Koordinasi kebijakan fiskal dan moneter
Seperti dilaporkan Kompas.com, Wakil Ketua Dewan Ekonomi Nasional Mari Elka Pangestu mengatakan pemerintah dan DPR mencapai kesepakatan bahwa kondisi ekonomi Indonesia secara fundamental cukup baik setelah rapat koordinasi mengenai pertumbuhan ekonomi di Gedung DPR, Senayan, Jakarta, Senin (29/6/2026). Ia menegaskan tekanan yang sedang dihadapi saat ini terutama datang dari pelemahan rupiah yang disebut lebih besar dibandingkan negara-negara sebanding.Mari mengatakan kondisi itu perlu diwaspadai karena berkaitan langsung dengan isu confidence dan trust dari pasar. Menurut dia, kepercayaan pasar tidak terlepas dari kebijakan yang akan diambil pemerintah, terutama dalam merespons ketidakpastian global yang sedang dihadapi banyak negara.
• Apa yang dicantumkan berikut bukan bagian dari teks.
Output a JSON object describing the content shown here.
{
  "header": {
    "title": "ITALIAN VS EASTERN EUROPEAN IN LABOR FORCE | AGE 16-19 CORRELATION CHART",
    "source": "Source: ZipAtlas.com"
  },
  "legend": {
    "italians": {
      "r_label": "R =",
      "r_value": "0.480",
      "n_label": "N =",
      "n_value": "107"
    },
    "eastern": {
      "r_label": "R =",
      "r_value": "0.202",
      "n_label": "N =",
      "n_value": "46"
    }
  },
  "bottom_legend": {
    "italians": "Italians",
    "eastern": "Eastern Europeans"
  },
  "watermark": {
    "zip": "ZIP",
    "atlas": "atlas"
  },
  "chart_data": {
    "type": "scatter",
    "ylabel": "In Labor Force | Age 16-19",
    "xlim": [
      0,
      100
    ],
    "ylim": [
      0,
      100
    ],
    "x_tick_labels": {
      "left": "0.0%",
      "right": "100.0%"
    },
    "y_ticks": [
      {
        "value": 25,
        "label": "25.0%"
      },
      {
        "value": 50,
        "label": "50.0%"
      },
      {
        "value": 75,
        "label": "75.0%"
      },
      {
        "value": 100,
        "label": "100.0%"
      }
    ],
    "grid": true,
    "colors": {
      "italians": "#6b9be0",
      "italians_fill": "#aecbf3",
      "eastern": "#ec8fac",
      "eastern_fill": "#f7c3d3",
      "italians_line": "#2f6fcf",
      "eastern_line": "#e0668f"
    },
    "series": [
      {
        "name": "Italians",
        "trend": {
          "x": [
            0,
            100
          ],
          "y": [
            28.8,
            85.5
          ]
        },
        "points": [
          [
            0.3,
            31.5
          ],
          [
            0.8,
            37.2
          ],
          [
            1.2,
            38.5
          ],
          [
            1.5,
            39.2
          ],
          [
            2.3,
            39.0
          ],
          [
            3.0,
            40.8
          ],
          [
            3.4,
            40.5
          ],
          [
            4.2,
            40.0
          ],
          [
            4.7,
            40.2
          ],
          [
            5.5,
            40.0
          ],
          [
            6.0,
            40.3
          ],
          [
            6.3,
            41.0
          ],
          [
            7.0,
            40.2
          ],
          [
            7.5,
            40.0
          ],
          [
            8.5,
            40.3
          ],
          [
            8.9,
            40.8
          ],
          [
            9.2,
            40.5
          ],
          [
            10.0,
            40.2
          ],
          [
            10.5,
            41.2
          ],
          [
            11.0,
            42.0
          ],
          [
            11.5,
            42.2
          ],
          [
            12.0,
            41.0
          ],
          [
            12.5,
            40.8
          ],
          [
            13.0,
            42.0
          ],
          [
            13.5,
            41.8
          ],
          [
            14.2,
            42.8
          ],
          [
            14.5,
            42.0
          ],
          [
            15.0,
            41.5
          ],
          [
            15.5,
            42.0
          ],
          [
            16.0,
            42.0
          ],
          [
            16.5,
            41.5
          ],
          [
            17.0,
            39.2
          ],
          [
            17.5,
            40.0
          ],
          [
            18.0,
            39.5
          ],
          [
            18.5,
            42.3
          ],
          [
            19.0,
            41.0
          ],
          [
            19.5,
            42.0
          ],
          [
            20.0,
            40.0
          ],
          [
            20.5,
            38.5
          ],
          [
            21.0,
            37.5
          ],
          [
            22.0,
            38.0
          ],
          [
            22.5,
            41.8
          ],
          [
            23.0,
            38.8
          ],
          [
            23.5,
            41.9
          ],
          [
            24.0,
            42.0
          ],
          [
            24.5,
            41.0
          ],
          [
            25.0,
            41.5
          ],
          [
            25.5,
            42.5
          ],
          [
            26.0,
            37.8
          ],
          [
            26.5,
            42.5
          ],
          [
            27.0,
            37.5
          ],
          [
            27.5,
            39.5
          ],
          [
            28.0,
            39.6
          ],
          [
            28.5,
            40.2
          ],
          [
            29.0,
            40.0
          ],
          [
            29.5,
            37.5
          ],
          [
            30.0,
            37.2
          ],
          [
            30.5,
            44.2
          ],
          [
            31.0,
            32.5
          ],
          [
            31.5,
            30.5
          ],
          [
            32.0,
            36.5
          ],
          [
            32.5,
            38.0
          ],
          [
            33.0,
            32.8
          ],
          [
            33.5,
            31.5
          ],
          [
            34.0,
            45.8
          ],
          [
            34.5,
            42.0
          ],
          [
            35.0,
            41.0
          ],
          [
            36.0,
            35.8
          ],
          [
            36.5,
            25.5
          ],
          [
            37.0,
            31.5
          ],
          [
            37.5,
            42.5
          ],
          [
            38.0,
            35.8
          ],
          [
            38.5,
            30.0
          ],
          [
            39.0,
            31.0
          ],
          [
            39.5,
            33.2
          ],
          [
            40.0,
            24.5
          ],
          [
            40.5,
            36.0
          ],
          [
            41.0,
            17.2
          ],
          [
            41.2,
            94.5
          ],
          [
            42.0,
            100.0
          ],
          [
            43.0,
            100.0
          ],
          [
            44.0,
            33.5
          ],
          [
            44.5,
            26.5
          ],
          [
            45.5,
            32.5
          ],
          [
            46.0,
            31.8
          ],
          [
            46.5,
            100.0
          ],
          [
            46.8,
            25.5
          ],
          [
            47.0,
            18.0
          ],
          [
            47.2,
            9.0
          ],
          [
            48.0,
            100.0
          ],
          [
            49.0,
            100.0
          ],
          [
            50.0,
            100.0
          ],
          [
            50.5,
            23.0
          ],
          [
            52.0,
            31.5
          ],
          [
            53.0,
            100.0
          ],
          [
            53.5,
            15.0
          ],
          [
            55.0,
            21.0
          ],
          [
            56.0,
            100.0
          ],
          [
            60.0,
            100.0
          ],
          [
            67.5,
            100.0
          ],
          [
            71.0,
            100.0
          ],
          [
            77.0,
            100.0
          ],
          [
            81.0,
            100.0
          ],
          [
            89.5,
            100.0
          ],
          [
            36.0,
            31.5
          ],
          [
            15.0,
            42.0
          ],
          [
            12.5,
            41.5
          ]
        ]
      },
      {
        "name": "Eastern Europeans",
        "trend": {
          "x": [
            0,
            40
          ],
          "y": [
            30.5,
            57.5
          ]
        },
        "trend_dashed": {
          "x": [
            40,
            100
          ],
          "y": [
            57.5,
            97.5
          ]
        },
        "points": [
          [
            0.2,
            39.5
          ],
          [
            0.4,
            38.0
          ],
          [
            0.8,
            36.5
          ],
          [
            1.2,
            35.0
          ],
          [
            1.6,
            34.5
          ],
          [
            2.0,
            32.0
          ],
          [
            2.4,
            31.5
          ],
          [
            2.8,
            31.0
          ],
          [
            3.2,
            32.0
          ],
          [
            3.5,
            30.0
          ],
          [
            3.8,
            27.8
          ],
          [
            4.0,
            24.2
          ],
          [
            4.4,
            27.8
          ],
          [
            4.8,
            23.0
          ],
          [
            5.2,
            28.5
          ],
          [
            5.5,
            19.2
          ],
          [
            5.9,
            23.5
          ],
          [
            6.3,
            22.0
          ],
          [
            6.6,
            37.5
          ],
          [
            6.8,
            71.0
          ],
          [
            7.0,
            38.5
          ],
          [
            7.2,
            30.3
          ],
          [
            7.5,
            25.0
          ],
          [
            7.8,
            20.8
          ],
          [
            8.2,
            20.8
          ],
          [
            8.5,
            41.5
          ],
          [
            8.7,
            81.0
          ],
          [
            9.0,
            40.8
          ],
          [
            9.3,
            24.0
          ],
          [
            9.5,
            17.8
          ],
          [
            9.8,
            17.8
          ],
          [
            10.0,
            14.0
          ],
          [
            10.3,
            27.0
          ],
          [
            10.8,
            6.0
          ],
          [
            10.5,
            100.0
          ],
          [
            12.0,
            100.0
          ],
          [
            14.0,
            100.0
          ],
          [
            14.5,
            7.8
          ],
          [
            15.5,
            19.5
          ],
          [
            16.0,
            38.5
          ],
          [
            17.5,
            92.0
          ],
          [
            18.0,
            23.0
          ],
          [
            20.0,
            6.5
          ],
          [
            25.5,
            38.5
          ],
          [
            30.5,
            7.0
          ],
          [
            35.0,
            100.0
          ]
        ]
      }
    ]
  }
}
Ia menambahkan fokus jangka pendek pemerintah adalah menjaga kestabilan makroekonomi. Langkah yang dibahas mencakup kebijakan dari sisi fiskal, sisi moneter, serta koordinasi antara keduanya untuk meredam dampak tekanan eksternal terhadap perekonomian domestik.
Dampak global pada inflasi dan daya beli
Mari mengatakan seluruh negara sedang menghadapi situasi global yang tidak pasti, dan respons kebijakan masing-masing negara menjadi faktor penting dalam menjaga stabilitas ekonomi. Dalam konteks Indonesia, pemerintah menilai respons yang kredibel diperlukan agar gejolak nilai tukar tidak berkembang menjadi tekanan yang lebih luas pada sentimen pasar.Ia mencontohkan kenaikan harga minyak sebagai salah satu dampak nyata dari ketidakpastian global yang sudah memengaruhi inflasi dan daya beli masyarakat. Karena itu, penguatan koordinasi kebijakan makro menjadi penting bagi Indonesia untuk menjaga kestabilan ekonomi jangka pendek sekaligus mempertahankan keyakinan pelaku pasar terhadap arah kebijakan pemerintah.
Dalam artikel kami sebelumnya tentang penguatan rupiah pada awal perdagangan 29 Juni 2026, kami mengulas bagaimana kurs sempat menguat meski pasar global sedang tertekan ketegangan geopolitik dan perang dagang. Penguatan itu terutama ditopang sentimen domestik, termasuk sinyal disiplin fiskal lewat efisiensi belanja—seperti pemangkasan anggaran program MBG—yang dinilai membantu menjaga persepsi investor terhadap stabilitas ekonomi Indonesia.